6. Deuxièmement, qui dit fraternité dit filiation. De quelle filiation peut-il s’agir, dès lors que l’on prétend s’affranchir de l’unité de la foi catholique, qui est le tout premier fondement de la filiation de l’homme à l’égard de Dieu ? Le Père Garrigues nous donne la réponse : « On ne peut pas restreindre la filiation divine aux seuls baptisés. Comme le rappelle le concile Vatican II en une phrase que saint Jean Paul II a souvent reprise dans divers documents de son magistère : Par son Incarnation, le Fils de Dieu s’est en quelque sorte uni lui-même à tout homme » (citation de Gaudium et spes, n° 22) »[9]. La même constitution pastorale Gaudium et spes disait d’ailleurs déjà dès son n° 3 : « En proclamant la très noble vocation de l’homme et en affirmant qu’un germe divin est déposé en lui, ce saint Synode offre au genre humain la collaboration sincère de l’Eglise pour l’instauration d’une fraternité universelle qui réponde à cette vocation ». La fraternité universelle dont rêve à présent le Pape François trouverait sa justification dans la présence d’un « germe divin » déposé par Dieu en l’homme, en tout homme, baptisé ou non. Avant François, Jean-Paul II l’avait déjà dit, dans l’Encyclique Evangelium vitae du 25 mars 1995 : « En outre, l’homme et sa vie ne nous apparaissent pas seulement comme un des plus grands prodiges de la création ; Dieu a conféré à l’homme une dignité quasi divine (cf. Ps VIII, 6-7). En tout enfant qui naît et en tout homme qui vit ou qui meurt, nous reconnaissons l’image de la gloire de Dieu ; nous célébrons cette gloire en tout homme, signe du Dieu vivant, icône de Jésus Christ ». Plus exactement que la confusion de la nature et de la grâce, ce présupposé est ici, tel qu’il apparaît dans les textes de Gaudium et spes et de Jean-Paul II, celui de la négation de la gratuité de la grâce : la grâce, ou le fameux « germe divin » dont parle le Concile, est déposé en tout homme, baptisé ou non, du fait même que le Christ s’est incarné. La grâce accompagne donc nécessairement la nature, en tout homme. Elle n’est plus gratuite – et elle n’est plus la grâce : elle en devient précisément un « germe divin ». L’humanité possède ainsi un être commun de grâce, en même temps qu’un être commun de nature, un même germe divin, dans le Christ, et ce serait la raison pour laquelle tous les hommes seraient frères, fils du même Père du Christ.

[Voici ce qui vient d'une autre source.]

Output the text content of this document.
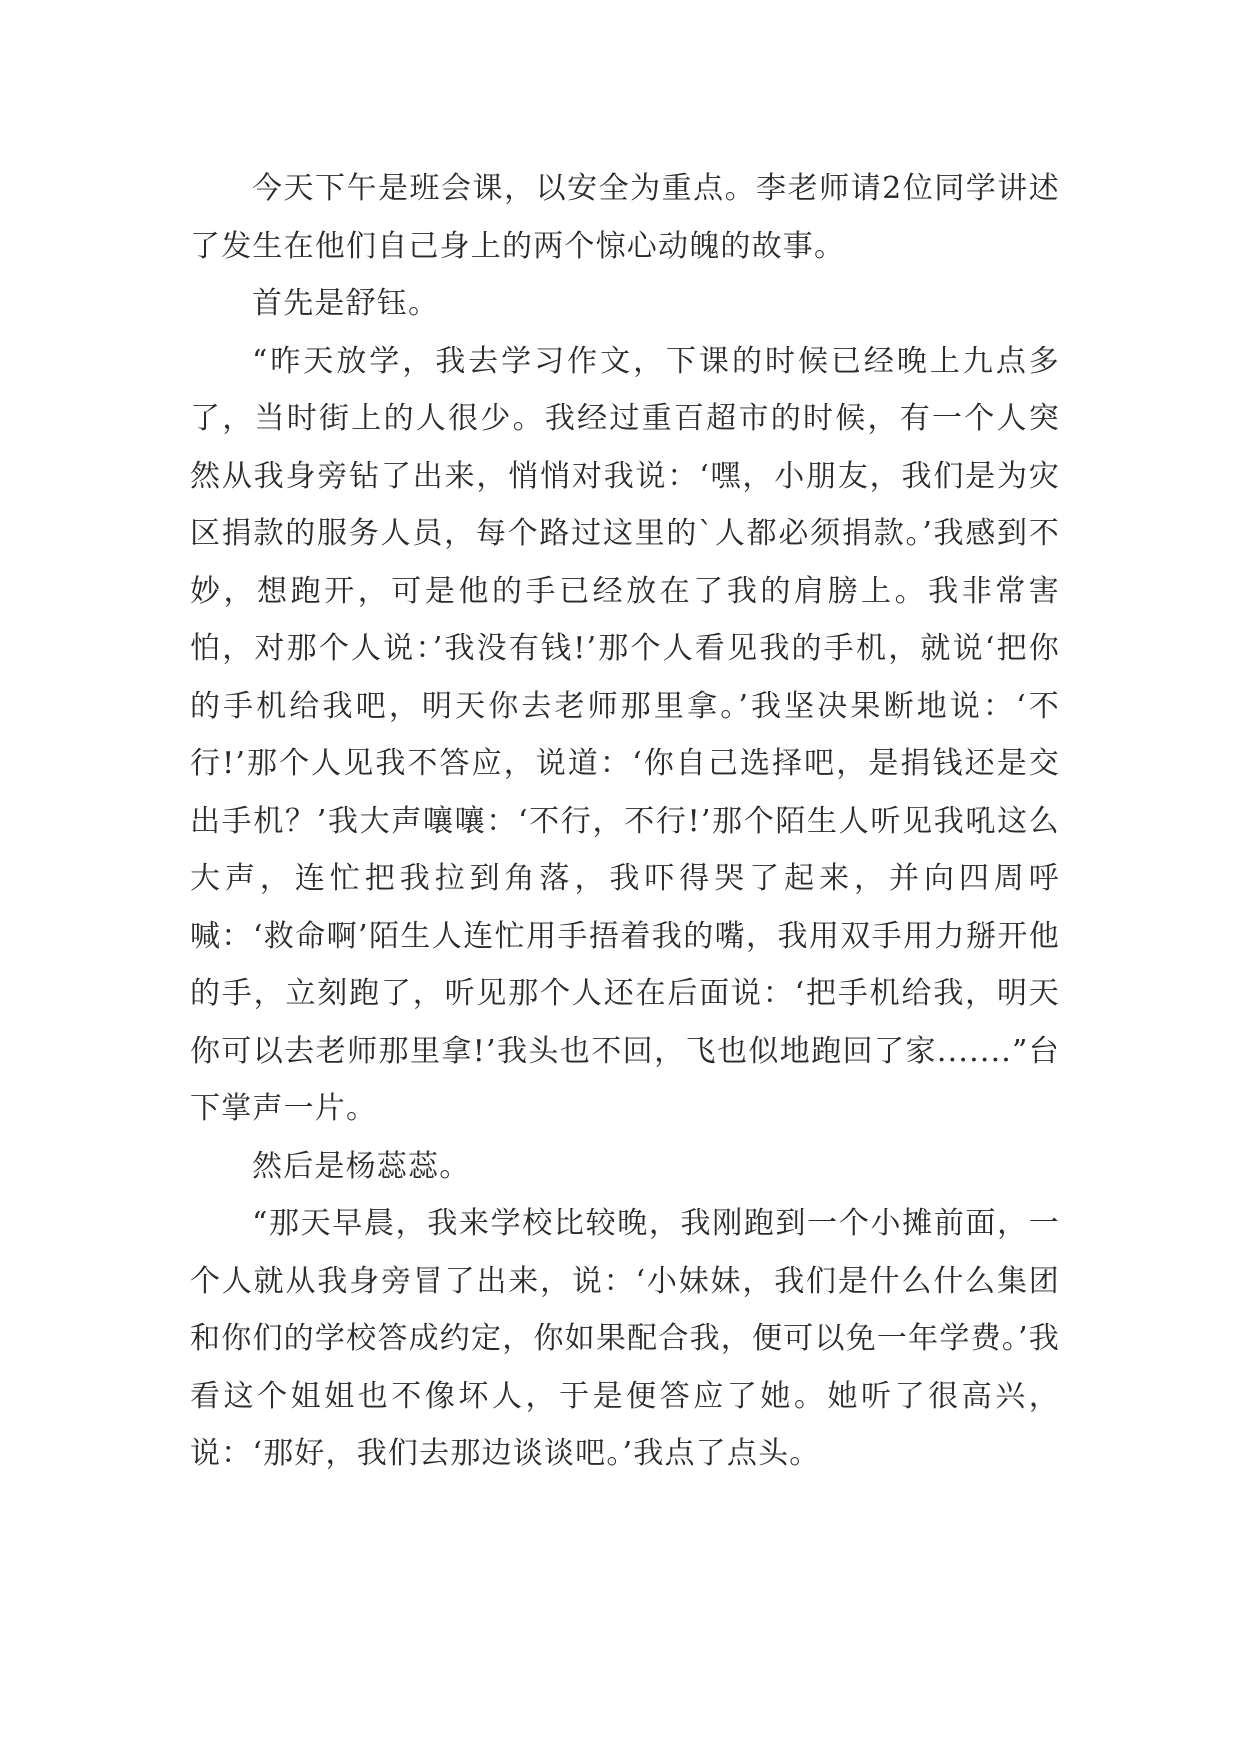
今天下午是班会课，以安全为重点。李老师请2位同学讲述了发生在他们自己身上的两个惊心动魄的故事。

首先是舒钰。

“昨天放学，我去学习作文，下课的时候已经晚上九点多了，当时街上的人很少。我经过重百超市的时候，有一个人突然从我身旁钻了出来，悄悄对我说：‘嘿，小朋友，我们是为灾区捐款的服务人员，每个路过这里的`人都必须捐款。’我感到不妙，想跑开，可是他的手已经放在了我的肩膀上。我非常害怕，对那个人说：’我没有钱!’那个人看见我的手机，就说‘把你的手机给我吧，明天你去老师那里拿。’我坚决果断地说：‘不行!’那个人见我不答应，说道：‘你自己选择吧，是捐钱还是交出手机？’我大声嚷嚷：‘不行，不行!’那个陌生人听见我吼这么大声，连忙把我拉到角落，我吓得哭了起来，并向四周呼喊：‘救命啊’陌生人连忙用手捂着我的嘴，我用双手用力掰开他的手，立刻跑了，听见那个人还在后面说：‘把手机给我，明天你可以去老师那里拿!’我头也不回，飞也似地跑回了家.......”台下掌声一片。

然后是杨蕊蕊。

“那天早晨，我来学校比较晚，我刚跑到一个小摊前面，一个人就从我身旁冒了出来，说：‘小妹妹，我们是什么什么集团和你们的学校答成约定，你如果配合我，便可以免一年学费。’我看这个姐姐也不像坏人，于是便答应了她。她听了很高兴，说：‘那好，我们去那边谈谈吧。’我点了点头。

7. L’établissement de cette fraternité rendrait en tout état de cause nécessaire une communauté mondiale, au sein de laquelle les différents peuples seraient assurés de vivre en conformité avec ce « germe divin » déposé en eux. « Une meilleure politique, mise au service du vrai bien commun », dit le Pape, « est nécessaire pour permettre le développement d’une communauté mondiale, capable de réaliser la fraternité à partir des peuples et des nations qui vivent l’amitié sociale »[10]. En parfaite cohérence avec le présupposé initial de Vatican II, et au nom du « germe divin », le Pape actuel se fait, dans cette Encyclique, l’ouvrier d’un mondialisme naturaliste.

Abbé Jean-Michel Gleize

Source : Courrier de Rome n°636

Notes de bas de page

  1. Laudato Si, n° 1.[]
  2. Fratelli Tutti, n° 1.[]
  3. Fratelli Tutti, n° 2[]
  4. Fratelli Tutti, n° 2.[]
  5. Fratelli Tutti, n° 5[]
  6. Fratelli Tutti, n° 4.[]
  7. Fratelli Tutti, n° 4.[]
  8. Jean-Michel Garrigues, « Fratelli tutti : une Encyclique à recevoir en catholique cohérent », page du 17 octobre 2020 publiée sur le site « fr.aleteia.org » (https://fr.aleteia.org/2020/10/17/fratelli-tutti-une-encyclique-a-recevoir-en-ca-tholique-coheren/).[]
  9. Jean-Michel Garrigues, ibidem.[]
  10. Fratelli Tutti, n° 154.[]

FSSPX

M. l’abbé Jean-Michel Gleize est professeur d’apologétique, d’ecclésiologie et de dogme au Séminaire Saint-Pie X d’Écône. Il est le principal contributeur du Courrier de Rome. Il a participé aux discussions doctrinales entre Rome et la FSSPX entre 2009 et 2011.